A fine dust rose where a hundred thousand boots had shifted, and the sunlight caught it in motes that swirled like embers, giving the impression that the army itself smouldered with a living heat, while the faces of the knights, visible between bars of helms, were set and bright with an anger that made their features look carved anew.

"We do not fight for land. We do not fight for gold. We fight for the blood that has been spilled unjustly, for the names that must never be forgotten, and for the right to stand beneath the same sun that watched our fathers rise and fall."

At that, many around him struck their chests with the flat of their shields, a resonant percussion that answered his words and seemed to bind them together, and though none could see it plainly, some of the older men felt old loyalties and fresh hatred entwine within them as if a new lineage of purpose had been born that day.

"Raise your blades! Let the heavens hear our oath! We shall carve our vengeance into the soil itself, and let our enemies know that the kingdom they sought to break has instead been reborn in fire."

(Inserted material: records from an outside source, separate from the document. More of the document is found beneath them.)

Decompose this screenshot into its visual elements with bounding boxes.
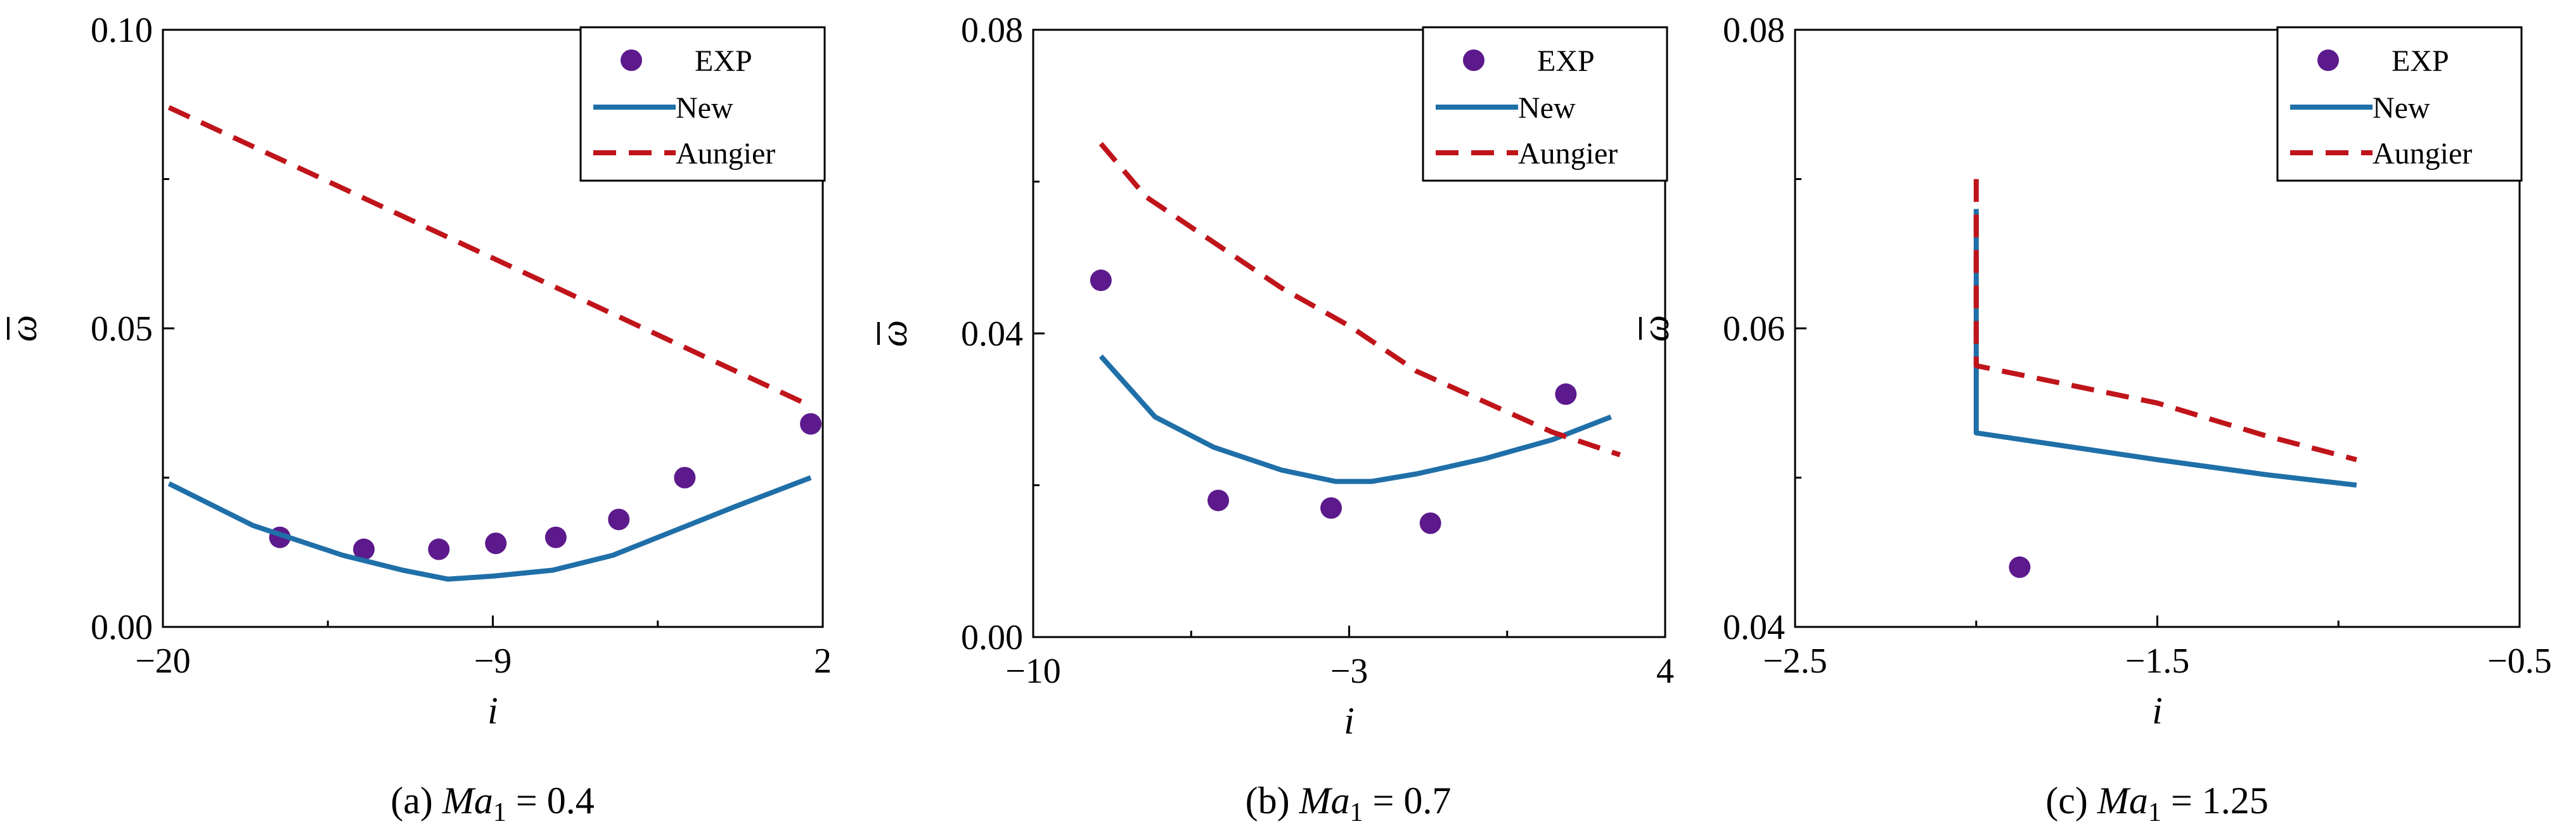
aungier-model-line — [1973, 179, 2357, 463]
legend-entry: Aungier — [676, 137, 775, 171]
legend-entry: New — [676, 91, 733, 125]
legend-frame — [1422, 26, 1668, 182]
legend-entry: Aungier — [2373, 137, 2472, 171]
x-tick-label: −3 — [1330, 652, 1368, 691]
x-tick-label: 4 — [1656, 652, 1674, 691]
legend-entry: New — [1518, 91, 1576, 125]
panel-caption: (c) Ma1 = 1.25 — [2045, 780, 2268, 827]
legend: EXP New Aungier — [579, 26, 826, 182]
new-model-line — [167, 475, 812, 582]
y-tick-label: 0.04 — [1723, 608, 1785, 647]
exp-data-point — [608, 508, 630, 531]
exp-data-point — [674, 467, 696, 489]
x-axis-label: i — [487, 690, 498, 732]
exp-data-point — [544, 526, 567, 548]
exp-data-point — [800, 413, 822, 435]
legend-exp-marker — [2317, 49, 2339, 71]
chart-panel-c: −2.5 −1.5 −0.50.040.060.08iωEXPNewAungier(… — [1635, 11, 2552, 827]
caption-subscript: 1 — [2148, 798, 2161, 827]
legend-entry: New — [2373, 91, 2430, 125]
new-model-line — [1098, 354, 1612, 484]
y-tick-label: 0.04 — [961, 314, 1023, 354]
x-tick-label: −9 — [474, 641, 512, 681]
legend-frame — [2276, 26, 2523, 182]
x-tick-label: 2 — [814, 641, 832, 681]
exp-data-point — [353, 538, 375, 560]
caption-ma: Ma — [2097, 780, 2148, 822]
exp-data-point — [1207, 489, 1229, 512]
y-tick-label: 0.08 — [1723, 11, 1785, 50]
x-tick-label: −20 — [135, 641, 191, 681]
x-tick-label: −2.5 — [1763, 641, 1827, 681]
y-tick-label: 0.06 — [1723, 309, 1785, 349]
x-axis-label: i — [2152, 690, 2163, 732]
aungier-model-line — [167, 105, 812, 409]
x-tick-label: −1.5 — [2125, 641, 2190, 681]
y-tick-label: 0.00 — [961, 618, 1023, 657]
legend-entry: EXP — [1537, 44, 1595, 78]
exp-data-point — [428, 538, 450, 560]
legend-entry: Aungier — [1518, 137, 1618, 171]
caption-label: (b) — [1246, 780, 1299, 822]
y-tick-label: 0.05 — [91, 309, 153, 349]
exp-data-point — [2009, 556, 2031, 578]
exp-data-point — [1090, 269, 1112, 292]
exp-data-point — [1419, 512, 1441, 534]
caption-ma: Ma — [442, 780, 493, 822]
x-tick-label: −0.5 — [2487, 641, 2552, 681]
y-tick-label: 0.08 — [961, 11, 1023, 50]
x-axis-label: i — [1344, 700, 1355, 742]
legend: EXP New Aungier — [1422, 26, 1668, 182]
legend-exp-marker — [621, 49, 642, 71]
caption-ma: Ma — [1299, 780, 1350, 822]
caption-label: (a) — [390, 780, 442, 822]
y-tick-label: 0.10 — [91, 11, 153, 50]
exp-data-point — [1555, 383, 1577, 405]
exp-data-point — [485, 532, 507, 555]
legend: EXP New Aungier — [2276, 26, 2523, 182]
caption-value: = 0.4 — [506, 780, 595, 822]
caption-subscript: 1 — [1350, 798, 1363, 827]
caption-value: = 1.25 — [2161, 780, 2269, 822]
panel-caption: (a) Ma1 = 0.4 — [390, 780, 594, 827]
caption-value: = 0.7 — [1363, 780, 1452, 822]
caption-label: (c) — [2045, 780, 2097, 822]
y-tick-label: 0.00 — [91, 608, 153, 647]
x-tick-label: −10 — [1005, 652, 1061, 691]
legend-entry: EXP — [2392, 44, 2449, 78]
exp-data-point — [1320, 497, 1343, 519]
aungier-model-line — [1098, 142, 1621, 458]
legend-entry: EXP — [695, 44, 752, 78]
legend-exp-marker — [1463, 49, 1484, 71]
panel-caption: (b) Ma1 = 0.7 — [1246, 780, 1452, 827]
legend-frame — [579, 26, 826, 182]
caption-subscript: 1 — [493, 798, 506, 827]
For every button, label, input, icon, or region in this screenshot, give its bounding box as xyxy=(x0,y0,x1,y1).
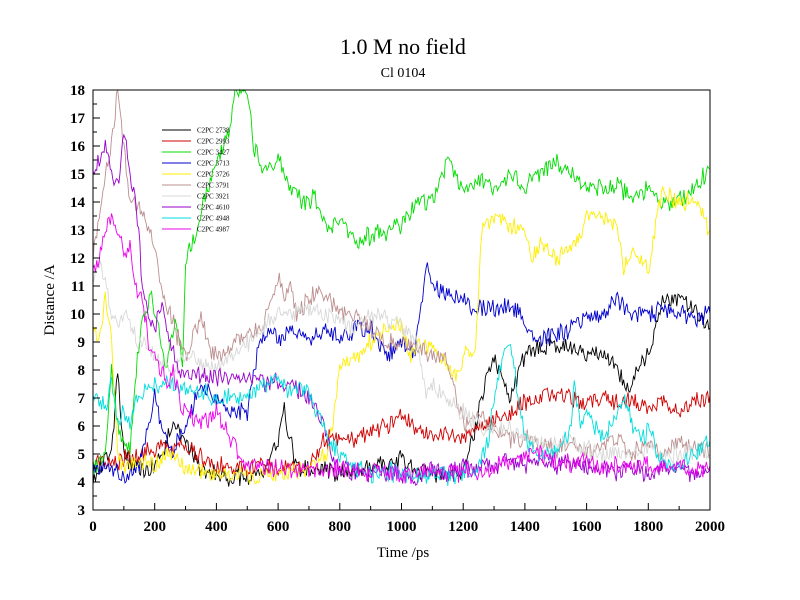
x-tick-label: 1600 xyxy=(572,519,602,535)
x-tick-label: 600 xyxy=(267,519,290,535)
y-tick-label: 7 xyxy=(78,391,86,407)
legend-label: C2PC 2993 xyxy=(197,138,230,146)
y-tick-label: 3 xyxy=(78,503,86,519)
y-tick-label: 4 xyxy=(78,475,86,491)
legend-label: C2PC 3713 xyxy=(197,160,230,168)
y-tick-label: 14 xyxy=(70,195,86,211)
y-tick-label: 17 xyxy=(70,111,86,127)
y-tick-label: 11 xyxy=(71,279,85,295)
series-line-c2pc-4610 xyxy=(92,133,711,487)
x-tick-label: 1200 xyxy=(448,519,478,535)
y-tick-label: 12 xyxy=(70,251,85,267)
y-tick-label: 8 xyxy=(78,363,86,379)
plot-frame xyxy=(92,89,711,511)
y-tick-label: 13 xyxy=(70,223,85,239)
series-line-c2pc-2738 xyxy=(92,292,711,487)
chart-title: 1.0 M no field xyxy=(340,34,466,59)
legend-label: C2PC 4948 xyxy=(197,215,230,223)
y-axis-label: Distance /A xyxy=(42,264,58,335)
x-tick-label: 0 xyxy=(89,519,97,535)
y-tick-label: 15 xyxy=(70,167,85,183)
x-tick-label: 400 xyxy=(205,519,228,535)
y-tick-label: 9 xyxy=(78,335,86,351)
chart-subtitle: Cl 0104 xyxy=(381,66,426,81)
x-axis: 0 200 400 600 800 1000 1200 1400 1600 1800 2000 xyxy=(89,503,725,535)
x-tick-label: 2000 xyxy=(695,519,725,535)
series-line-c2pc-3791 xyxy=(92,88,711,461)
x-tick-label: 1800 xyxy=(633,519,663,535)
legend-label: C2PC 3427 xyxy=(197,149,230,157)
legend: C2PC 2738 C2PC 2993 C2PC 3427 C2PC 3713 C2PC… xyxy=(162,127,230,234)
series-line-c2pc-3726 xyxy=(92,186,711,485)
series-line-c2pc-2993 xyxy=(92,387,711,477)
x-tick-label: 200 xyxy=(143,519,166,535)
y-tick-label: 18 xyxy=(70,83,85,99)
x-tick-label: 1400 xyxy=(510,519,540,535)
series-line-c2pc-4987 xyxy=(92,213,711,484)
y-tick-label: 5 xyxy=(78,447,86,463)
legend-label: C2PC 4987 xyxy=(197,226,230,234)
legend-label: C2PC 3791 xyxy=(197,182,230,190)
legend-label: C2PC 4610 xyxy=(197,204,230,212)
y-tick-label: 10 xyxy=(70,307,85,323)
series-line-c2pc-3713 xyxy=(92,262,711,484)
series-layer xyxy=(92,88,711,487)
x-tick-label: 1000 xyxy=(387,519,417,535)
legend-label: C2PC 3726 xyxy=(197,171,230,179)
legend-label: C2PC 3921 xyxy=(197,193,230,201)
y-axis: 3 4 5 6 7 8 9 10 11 12 13 14 15 16 17 18 xyxy=(70,83,100,519)
series-line-c2pc-3427 xyxy=(92,88,711,475)
x-axis-label: Time /ps xyxy=(377,545,430,561)
x-tick-label: 800 xyxy=(329,519,352,535)
y-tick-label: 6 xyxy=(78,419,86,435)
series-line-c2pc-3921 xyxy=(92,259,711,466)
series-line-c2pc-4948 xyxy=(92,343,711,487)
y-tick-label: 16 xyxy=(70,139,86,155)
legend-label: C2PC 2738 xyxy=(197,127,230,135)
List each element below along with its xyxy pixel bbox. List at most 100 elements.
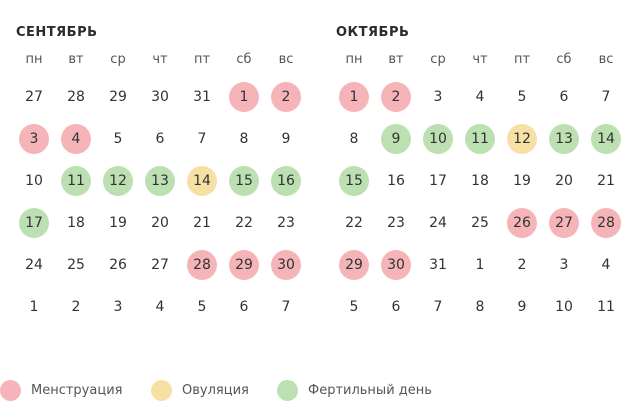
day-number-fertile: 13 [549,124,579,154]
calendar-day[interactable]: 11 [55,160,97,202]
calendar-day[interactable]: 4 [55,118,97,160]
weekday-label: ср [430,52,446,67]
calendar-day[interactable]: 5 [333,286,375,328]
calendar-day[interactable]: 8 [459,286,501,328]
calendar-day[interactable]: 30 [265,244,307,286]
calendar-day[interactable]: 3 [97,286,139,328]
day-number: 22 [235,215,253,231]
calendar-day[interactable]: 28 [181,244,223,286]
calendar-day[interactable]: 9 [375,118,417,160]
calendar-day[interactable]: 16 [375,160,417,202]
calendar-day[interactable]: 5 [181,286,223,328]
calendar-day[interactable]: 5 [97,118,139,160]
calendar-day[interactable]: 30 [375,244,417,286]
calendar-day[interactable]: 24 [417,202,459,244]
calendar-day[interactable]: 20 [139,202,181,244]
calendar-day[interactable]: 25 [55,244,97,286]
calendar-day[interactable]: 4 [139,286,181,328]
calendar-day[interactable]: 7 [181,118,223,160]
calendar-day[interactable]: 3 [13,118,55,160]
calendar-day[interactable]: 19 [501,160,543,202]
calendar-day[interactable]: 22 [333,202,375,244]
calendar-day[interactable]: 31 [181,76,223,118]
calendar-day[interactable]: 18 [55,202,97,244]
calendar-day[interactable]: 4 [459,76,501,118]
calendar-day[interactable]: 1 [459,244,501,286]
calendar-day[interactable]: 1 [223,76,265,118]
calendar-day[interactable]: 31 [417,244,459,286]
calendar-day[interactable]: 10 [543,286,585,328]
calendar-day[interactable]: 28 [55,76,97,118]
calendar-day[interactable]: 3 [417,76,459,118]
day-number: 5 [517,89,527,105]
calendar-day[interactable]: 2 [55,286,97,328]
calendar-day[interactable]: 15 [223,160,265,202]
calendar-day[interactable]: 28 [585,202,627,244]
calendar-day[interactable]: 13 [543,118,585,160]
calendar-day[interactable]: 23 [265,202,307,244]
calendar-day[interactable]: 14 [181,160,223,202]
calendar-day[interactable]: 2 [375,76,417,118]
calendar-day[interactable]: 9 [265,118,307,160]
calendar-day[interactable]: 8 [333,118,375,160]
weekday-label: чт [152,52,168,67]
calendar-day[interactable]: 13 [139,160,181,202]
calendar-day[interactable]: 10 [13,160,55,202]
calendar-day[interactable]: 25 [459,202,501,244]
calendar-day[interactable]: 8 [223,118,265,160]
calendar-day[interactable]: 21 [585,160,627,202]
calendar-day[interactable]: 22 [223,202,265,244]
calendar-day[interactable]: 12 [501,118,543,160]
calendar-day[interactable]: 11 [585,286,627,328]
calendar-day[interactable]: 29 [223,244,265,286]
calendar-day[interactable]: 15 [333,160,375,202]
calendar-day[interactable]: 9 [501,286,543,328]
calendar-day[interactable]: 26 [501,202,543,244]
day-number-fertile: 14 [591,124,621,154]
calendar-day[interactable]: 6 [139,118,181,160]
calendar-day[interactable]: 4 [585,244,627,286]
calendar-day[interactable]: 10 [417,118,459,160]
calendar-day[interactable]: 27 [139,244,181,286]
calendar-day[interactable]: 23 [375,202,417,244]
calendar-day[interactable]: 11 [459,118,501,160]
calendar-day[interactable]: 14 [585,118,627,160]
day-number: 19 [109,215,127,231]
calendar-day[interactable]: 6 [375,286,417,328]
calendar-day[interactable]: 16 [265,160,307,202]
calendar-day[interactable]: 2 [501,244,543,286]
day-number: 9 [281,131,291,147]
day-number: 29 [109,89,127,105]
calendar-day[interactable]: 19 [97,202,139,244]
day-number: 22 [345,215,363,231]
calendar-day[interactable]: 27 [13,76,55,118]
calendar-day[interactable]: 20 [543,160,585,202]
calendar-day[interactable]: 24 [13,244,55,286]
calendar-day[interactable]: 7 [585,76,627,118]
calendar-day[interactable]: 7 [265,286,307,328]
legend-item-fertile: Фертильный день [277,376,432,404]
calendar-day[interactable]: 26 [97,244,139,286]
calendar-day[interactable]: 18 [459,160,501,202]
calendar-day[interactable]: 2 [265,76,307,118]
calendar-day[interactable]: 21 [181,202,223,244]
calendar-day[interactable]: 27 [543,202,585,244]
calendar-day[interactable]: 5 [501,76,543,118]
day-number-fertile: 12 [103,166,133,196]
calendar-day[interactable]: 29 [333,244,375,286]
calendar-day[interactable]: 1 [13,286,55,328]
day-number-menstruation: 1 [339,82,369,112]
day-number: 31 [193,89,211,105]
calendar-day[interactable]: 6 [223,286,265,328]
calendar-day[interactable]: 30 [139,76,181,118]
calendar-day[interactable]: 17 [13,202,55,244]
calendar-day[interactable]: 3 [543,244,585,286]
calendar-day[interactable]: 17 [417,160,459,202]
calendar-day[interactable]: 1 [333,76,375,118]
calendar-day[interactable]: 7 [417,286,459,328]
calendar-day[interactable]: 12 [97,160,139,202]
calendar-day[interactable]: 6 [543,76,585,118]
calendar-day[interactable]: 29 [97,76,139,118]
day-number: 30 [151,89,169,105]
day-number: 2 [517,257,527,273]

Armin raised his own blade high as if to catch the very sun and fling it back upon their foes, and the mass of metal and leather around him rose in echo until the clatter of steel became a single vast voice that rolled outward like thunder, the weather answering with a wind that whipped banners into a living sea of banners and sent a fine spray of dry earth across their faces.

"For my father! For my brother! For glory! Under the sun!"

The cry that followed was not merely noise but a covenant, a promise that left the field shaken and the clouds above them parting with a sudden, cruel openness, as if the world itself had been forced to look on and bear witness to the birth of a war whose name would be kept in memory as long as the sun rose to gild the graves.